Billionaire Investor Jeffrey Gundlach Prefers Bitcoin Over Gold Short-Term: Details

Tomiwabold Olajide

Billionaire Investor Jeffrey Gundlach Says He Will Prefer Bitcoin Over Gold In The Short Term

Billionaire investor and Doubleline Capital CEO, Jeffery Gundlach, says he would buy Bitcoin instead of gold in the near term as the leading assets trade at the lower end of his range. Bitcoin rose to $41,717 on March 16, as investors were seemingly unfazed by the Fed’s announcement of a rate hike.

The Federal Reserve decided to raise rates for the first time since 2018, following the Bank of England’s lead by raising rates by 25 basis points in line with market expectations.

In response, Gundlach said the Fed’s announcement of a rate hike on Wednesday is just a follow-up to the two-year Treasury, adding that they are “far behind.”

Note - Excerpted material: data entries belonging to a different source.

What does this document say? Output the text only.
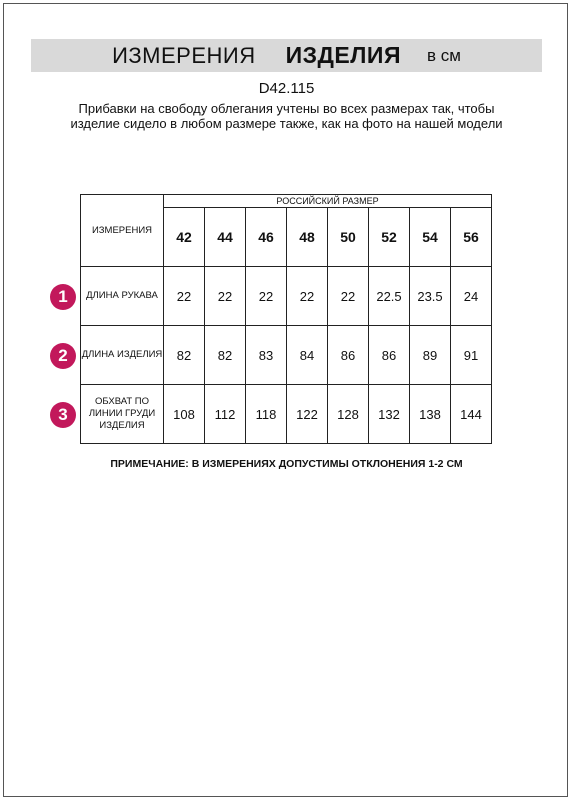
ИЗМЕРЕНИЯ ИЗДЕЛИЯ в см
D42.115
Прибавки на свободу облегания учтены во всех размерах так, чтобы изделие сидело в любом размере также, как на фото на нашей модели
ИЗМЕРЕНИЯ	РОССИЙСКИЙ РАЗМЕР							
	42	44	46	48	50	52	54	56
ДЛИНА РУКАВА	22	22	22	22	22	22.5	23.5	24
ДЛИНА ИЗДЕЛИЯ	82	82	83	84	86	86	89	91
ОБХВАТ ПО ЛИНИИ ГРУДИ ИЗДЕЛИЯ	108	112	118	122	128	132	138	144
1
2
3
ПРИМЕЧАНИЕ: В ИЗМЕРЕНИЯХ ДОПУСТИМЫ ОТКЛОНЕНИЯ 1-2 СМ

The CEO of Doubleline Capital added: “Stocks are oversold and will rise in the near term, but will roll over once a few more rate hikes happen.” Given the rising correlation between Bitcoin and stocks, this could be positive for crypto. short-term.

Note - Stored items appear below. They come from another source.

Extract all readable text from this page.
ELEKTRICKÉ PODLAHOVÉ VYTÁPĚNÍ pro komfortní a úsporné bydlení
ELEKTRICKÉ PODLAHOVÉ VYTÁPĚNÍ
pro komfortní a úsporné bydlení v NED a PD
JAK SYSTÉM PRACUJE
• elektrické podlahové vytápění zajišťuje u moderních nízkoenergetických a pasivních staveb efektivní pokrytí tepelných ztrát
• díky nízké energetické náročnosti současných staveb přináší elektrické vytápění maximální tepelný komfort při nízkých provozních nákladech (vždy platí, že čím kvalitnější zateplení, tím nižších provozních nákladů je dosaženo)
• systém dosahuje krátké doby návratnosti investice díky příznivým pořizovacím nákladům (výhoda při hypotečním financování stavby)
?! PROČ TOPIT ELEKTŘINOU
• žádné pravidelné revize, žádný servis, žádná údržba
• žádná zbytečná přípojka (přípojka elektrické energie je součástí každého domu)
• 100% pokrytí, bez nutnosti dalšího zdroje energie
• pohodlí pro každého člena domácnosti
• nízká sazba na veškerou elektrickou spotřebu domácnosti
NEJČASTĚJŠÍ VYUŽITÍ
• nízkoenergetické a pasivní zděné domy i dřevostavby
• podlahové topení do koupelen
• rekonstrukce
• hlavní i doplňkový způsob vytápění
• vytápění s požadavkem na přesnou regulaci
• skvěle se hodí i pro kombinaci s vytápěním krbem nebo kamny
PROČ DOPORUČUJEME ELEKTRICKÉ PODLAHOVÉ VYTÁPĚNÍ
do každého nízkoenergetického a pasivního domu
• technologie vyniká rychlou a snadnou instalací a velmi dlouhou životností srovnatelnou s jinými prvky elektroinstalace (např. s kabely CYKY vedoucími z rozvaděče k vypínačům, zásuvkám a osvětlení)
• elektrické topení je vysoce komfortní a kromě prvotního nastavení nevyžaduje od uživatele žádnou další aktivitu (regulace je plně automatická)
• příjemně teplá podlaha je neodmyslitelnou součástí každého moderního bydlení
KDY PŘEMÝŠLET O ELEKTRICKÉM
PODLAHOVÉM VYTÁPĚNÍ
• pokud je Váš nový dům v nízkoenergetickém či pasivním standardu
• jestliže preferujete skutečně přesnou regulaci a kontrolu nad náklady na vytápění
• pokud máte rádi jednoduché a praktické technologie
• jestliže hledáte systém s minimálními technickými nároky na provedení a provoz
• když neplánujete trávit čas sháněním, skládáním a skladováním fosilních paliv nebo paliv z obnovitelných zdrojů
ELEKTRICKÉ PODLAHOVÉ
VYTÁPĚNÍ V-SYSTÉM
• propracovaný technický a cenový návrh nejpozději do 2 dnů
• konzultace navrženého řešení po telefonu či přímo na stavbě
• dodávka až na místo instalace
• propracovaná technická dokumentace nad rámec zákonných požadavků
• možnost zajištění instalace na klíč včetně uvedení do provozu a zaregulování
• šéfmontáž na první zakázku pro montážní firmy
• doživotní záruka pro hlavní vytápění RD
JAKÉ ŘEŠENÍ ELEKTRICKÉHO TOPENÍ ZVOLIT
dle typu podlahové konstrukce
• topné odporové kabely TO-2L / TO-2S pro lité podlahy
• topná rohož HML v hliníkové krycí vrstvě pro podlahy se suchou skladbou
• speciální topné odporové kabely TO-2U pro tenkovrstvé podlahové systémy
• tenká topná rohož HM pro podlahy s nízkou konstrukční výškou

Bitcoin is often compared to gold, with proponents claiming it is a hedge against inflation and an alternative investment strategy during times of crisis.

Billionaire investor and cryptocurrency mogul Mike Novogratz, for example, likens Bitcoin to diamonds and gold. He cites the reason that Bitcoin is not controlled by the government.

He further predicts that the largest cryptocurrency could reach $500,000 within five years.

Steve Wozniak, the co-founder of Apple, also had some praise for Bitcoin, describing the largest cryptocurrency as “pure gold,” as U.Today previously reported.

Bitcoin price action

Bitcoin, the largest cryptocurrency, currently trades at $40,710 on the Bitstamp exchange. It has slightly reduced profits after reaching highs of $41,717 on March 16. As a result of rising inflation, the Fed is under increasing pressure to keep consumer prices under control.

Speaking at a news conference, Fed Chair Jerome Powell said the central bank would shrink its balance sheet at its upcoming Federal Open Market Committee (FOMC) meeting.